Mr. Hugo Ball
Zit ser mi bit-uahh rama lama fa fa...
...what does a rock & roll telethon for Tourette's sound like? Well it twitched into Sudsy's before a sparse week night audience and I, touched deeply by the show of the "sympaticos," pledged all the pocket lint I could muster.
This was a must see – a Touch & Go act derided by the local underground press for crossing over some arbitrary line into aural abyss. Abyss it was, but noise it wasn't. For anyone paying attention to improvisational jazz for the last few decades, Storm and Stress represent the rock counterpart to movements led by early pioneers Sun Ra, Ornette Coleman and fresh diehards like Jack Wright.
This is NOT music for the weak of heart, but rather, for those with ears for pure, free expression – obscure...dissonant...unpredictable...EDGY as a dog in heat. This traditional rock three-piece (drums, electric guitar, bass) puts out the most non- traditional combinations of notes and spasmodic bursts of energy this side of a steel-molding factory.
At one point, during a quiet moment, the drums were played by ramming them into each other, and another time by throwing spare change over them. the sympaticos hung on every tink and clack.
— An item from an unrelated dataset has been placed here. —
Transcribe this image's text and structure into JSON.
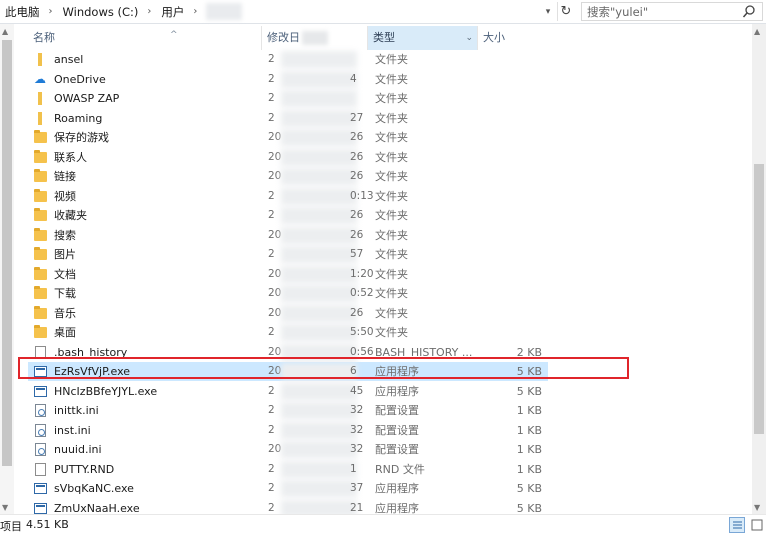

If melody is water to the dehydrated soul then Storm and Stress is pure desert wasteland...no "hooks" here, unless you count the "thrill of the weird" as a hook.
In fact, I thought that the whole performance was unscripted until a friend (who owns a copy of their album) leaned to tell me that the show was almost note for note what was on the recording. I was aghast...my night was complete. Storm and Stress is, like free-jazz, deconstructionist by nature.
The underlying belief is that all musical choices are equally valid; that all musical predispositions are arbitrary, learned, and must be challenged to stay vital.
Technical development is optional, perhaps even detrimental in that it predisposes our judgment as to what is "musical." Even their song titles ring of kitsch manifesto; "We Write Threnodies", "We Write With Explosions", "Today Is Totally Crashing", "Til Records Skips Like Passengers Shift On" and "Guitar Cabinet Stack Way High Is Freedom." Does it hit? I'd say yes, in the way torment hits or dementia strikes...insanity is, after all, just an alternate outlook on life.